Une menace directe en pleine escalade
« Nous allons répondre par des attaques beaucoup plus destructrices contre Kiev », a déclaré Vladimir Poutine, cité par TASS. Le président russe a précisé que ces frappes viseraient les « centres de décision » en Ukraine, sans donner plus de détails. Cette menace survient après une série de frappes ukrainiennes, notamment contre un pont stratégique dans la région de Koursk, qui ont provoqué la colère du Kremlin.
Selon le ministère russe de la Défense, les forces russes ont abattu 16 drones ukrainiens au cours de la nuit, dont plusieurs au-dessus de la région de Koursk. Ces attaques ont endommagé des infrastructures civiles, mais n'ont pas fait de victimes, selon les autorités locales. En représailles, l'armée russe a intensifié ses bombardements sur les villes ukrainiennes, notamment Kharkiv et Odessa.
Des frappes qui touchent les civils
Les frappes russes ont fait au moins 12 morts et 35 blessés à Kharkiv, selon le gouverneur régional, Oleh Syniehubov. À Odessa, une attaque de drone a endommagé un immeuble résidentiel, faisant 4 morts, dont un enfant, et 9 blessés, selon les services de secours ukrainiens. Ces bilans, bien que non vérifiés de manière indépendante, illustrent l'impact humanitaire du conflit.
Le président ukrainien Volodymyr Zelensky a condamné ces frappes, les qualifiant de « crimes de guerre » et a appelé les alliés occidentaux à fournir davantage de systèmes de défense aérienne. « Chaque frappe russe sur nos villes est une preuve que la Russie ne veut pas la paix », a-t-il déclaré dans son discours quotidien, ajoutant que l'Ukraine continuerait à se défendre.
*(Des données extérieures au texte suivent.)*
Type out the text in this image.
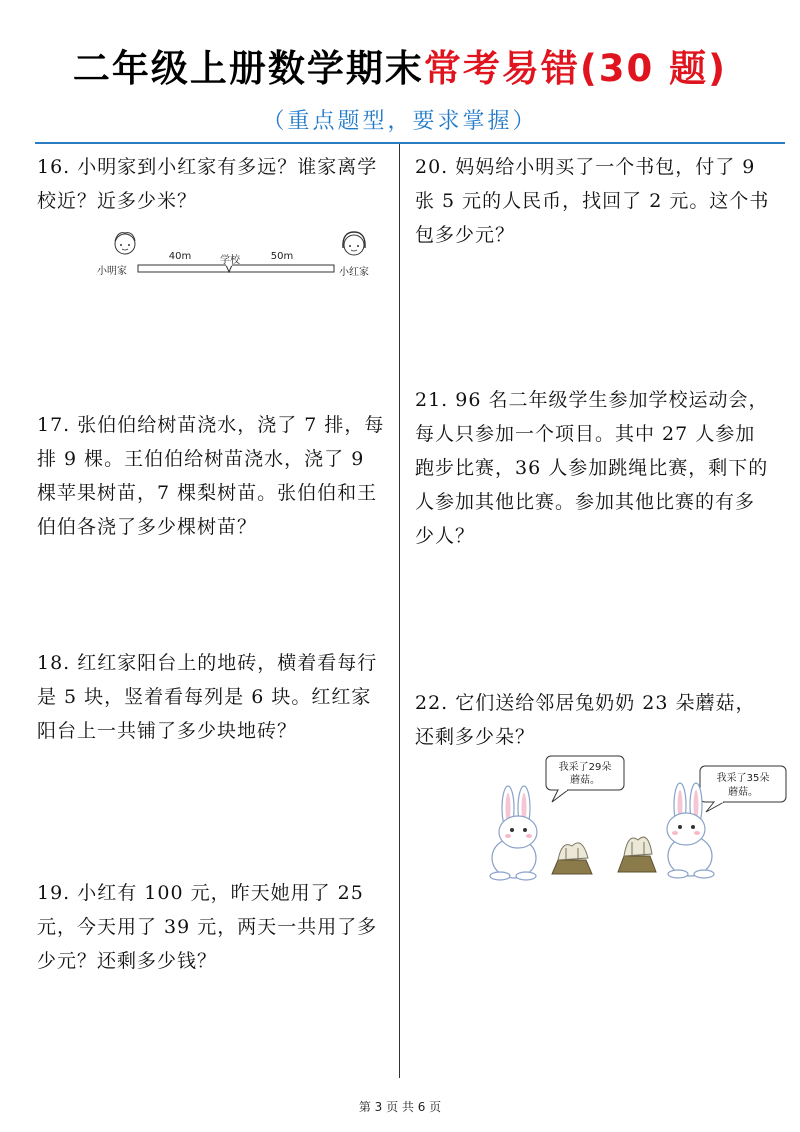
二年级上册数学期末常考易错(30 题)
（重点题型，要求掌握）
16. 小明家到小红家有多远？谁家离学校近？近多少米？
40m	学校	50m
小明家	小红家
17. 张伯伯给树苗浇水，浇了 7 排，每排 9 棵。王伯伯给树苗浇水，浇了 9 棵苹果树苗，7 棵梨树苗。张伯伯和王伯伯各浇了多少棵树苗？
18. 红红家阳台上的地砖，横着看每行是 5 块，竖着看每列是 6 块。红红家阳台上一共铺了多少块地砖？
19. 小红有 100 元，昨天她用了 25 元，今天用了 39 元，两天一共用了多少元？还剩多少钱？
20. 妈妈给小明买了一个书包，付了 9 张 5 元的人民币，找回了 2 元。这个书包多少元？
21. 96 名二年级学生参加学校运动会，每人只参加一个项目。其中 27 人参加跑步比赛，36 人参加跳绳比赛，剩下的人参加其他比赛。参加其他比赛的有多少人？
22. 它们送给邻居兔奶奶 23 朵蘑菇，还剩多少朵？
我采了29朵
蘑菇。	我采了35朵
蘑菇。
第 3 页 共 6 页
Des tensions internationales croissantes
Cette escalade intervient alors que les discussions sur un éventuel cessez-le-feu semblent au point mort. La Chine et la Turquie ont appelé à la retenue, mais aucune avancée diplomatique n'a été signalée. Les États-Unis ont annoncé un nouveau paquet d'aide militaire de 500 millions de dollars, comprenant des munitions et des systèmes de défense, selon le Pentagone.
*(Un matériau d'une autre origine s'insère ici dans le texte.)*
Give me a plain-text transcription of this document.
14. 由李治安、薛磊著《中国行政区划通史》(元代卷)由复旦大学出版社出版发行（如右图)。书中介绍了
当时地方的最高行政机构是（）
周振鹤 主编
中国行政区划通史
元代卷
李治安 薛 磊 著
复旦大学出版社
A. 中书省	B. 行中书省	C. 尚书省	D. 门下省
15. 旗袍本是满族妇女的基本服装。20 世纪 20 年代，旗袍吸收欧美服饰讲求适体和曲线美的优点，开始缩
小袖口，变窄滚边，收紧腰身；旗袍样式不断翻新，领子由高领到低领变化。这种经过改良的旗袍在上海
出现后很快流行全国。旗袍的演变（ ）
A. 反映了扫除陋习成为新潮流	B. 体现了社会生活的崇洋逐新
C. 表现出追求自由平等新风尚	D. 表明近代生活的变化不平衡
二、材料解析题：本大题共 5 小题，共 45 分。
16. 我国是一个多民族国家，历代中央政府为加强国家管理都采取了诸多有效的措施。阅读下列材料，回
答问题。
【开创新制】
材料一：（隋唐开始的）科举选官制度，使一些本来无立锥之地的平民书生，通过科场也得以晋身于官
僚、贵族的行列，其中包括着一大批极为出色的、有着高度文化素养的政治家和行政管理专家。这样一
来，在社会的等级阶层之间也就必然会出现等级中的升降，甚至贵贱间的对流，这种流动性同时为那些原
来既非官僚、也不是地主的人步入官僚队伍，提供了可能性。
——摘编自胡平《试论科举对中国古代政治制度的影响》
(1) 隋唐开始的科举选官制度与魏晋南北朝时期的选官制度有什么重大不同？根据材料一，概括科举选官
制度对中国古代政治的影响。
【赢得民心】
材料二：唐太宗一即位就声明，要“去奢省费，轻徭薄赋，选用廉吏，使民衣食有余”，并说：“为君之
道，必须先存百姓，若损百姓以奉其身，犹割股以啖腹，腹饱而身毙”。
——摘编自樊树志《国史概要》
La Russie, de son côté, a accusé les États-Unis de « jouer avec le feu » en fournissant des armes à l'Ukraine, et a averti que toute livraison de missiles à longue portée serait considérée comme une « ligne rouge ». Ces menaces ont ravivé les craintes d'une extension du conflit au-delà des frontières ukrainiennes.
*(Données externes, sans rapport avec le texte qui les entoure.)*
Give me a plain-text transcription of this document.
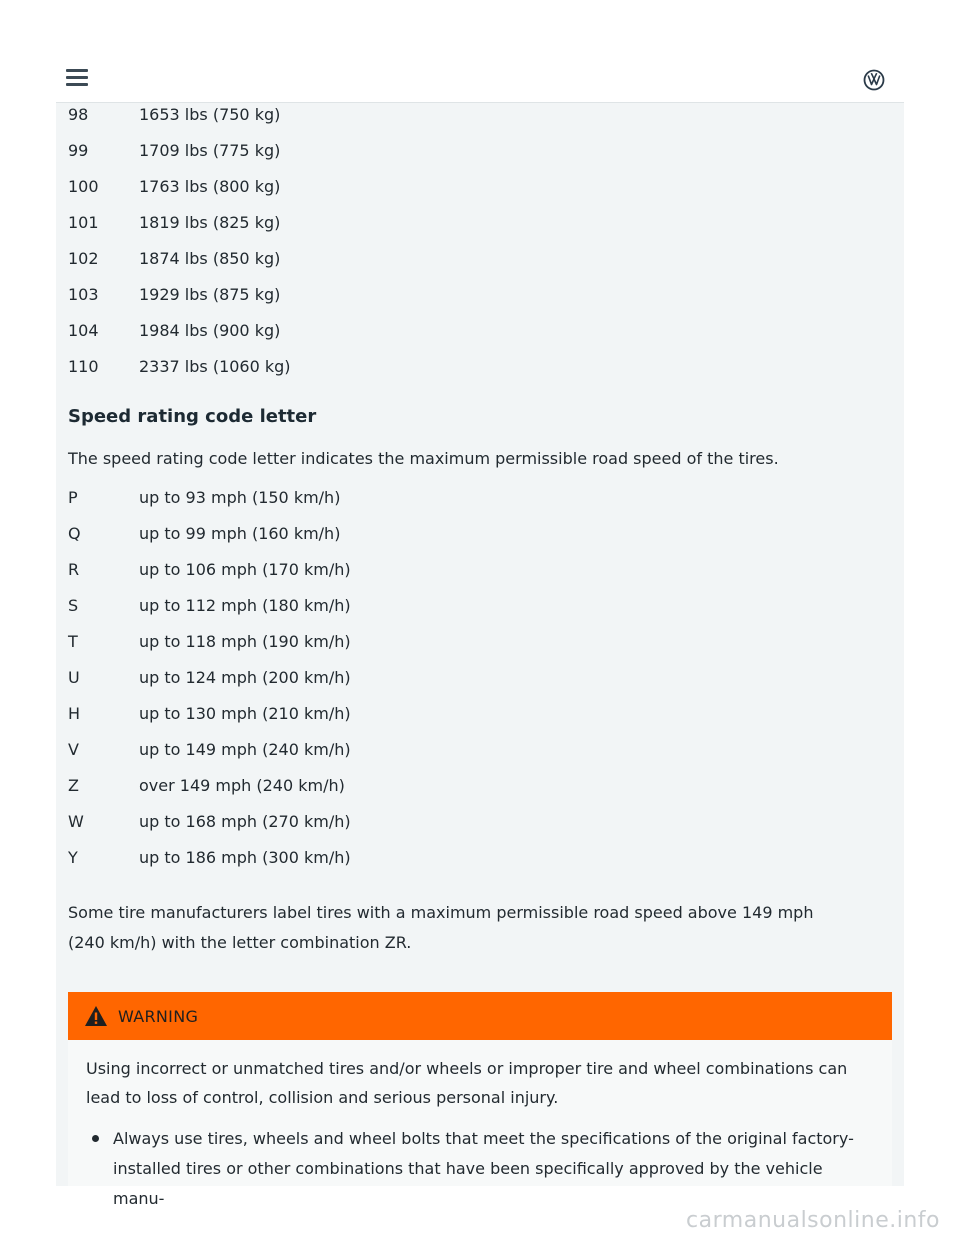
98	1653 lbs (750 kg)
99	1709 lbs (775 kg)
100	1763 lbs (800 kg)
101	1819 lbs (825 kg)
102	1874 lbs (850 kg)
103	1929 lbs (875 kg)
104	1984 lbs (900 kg)
110	2337 lbs (1060 kg)
Speed rating code letter
The speed rating code letter indicates the maximum permissible road speed of the tires.
P	up to 93 mph (150 km/h)
Q	up to 99 mph (160 km/h)
R	up to 106 mph (170 km/h)
S	up to 112 mph (180 km/h)
T	up to 118 mph (190 km/h)
U	up to 124 mph (200 km/h)
H	up to 130 mph (210 km/h)
V	up to 149 mph (240 km/h)
Z	over 149 mph (240 km/h)
W	up to 168 mph (270 km/h)
Y	up to 186 mph (300 km/h)
Some tire manufacturers label tires with a maximum permissible road speed above 149 mph (240 km/h) with the letter combination ZR.
WARNING
Using incorrect or unmatched tires and/or wheels or improper tire and wheel combinations can lead to loss of control, collision and serious personal injury.
Always use tires, wheels and wheel bolts that meet the specifications of the original factory-installed tires or other combinations that have been specifically approved by the vehicle manu-
carmanualsonline.info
Alors que la guerre entre dans son trentième mois, les perspectives d'une résolution rapide semblent minces. Les frappes sur Kiev, qui ont déjà fait des dizaines de morts depuis le début de l'année, pourraient s'intensifier, comme l'a promis Poutine. La communauté internationale observe avec inquiétude cette nouvelle menace, qui pourrait avoir des conséquences dévastatrices pour la population ukrainienne.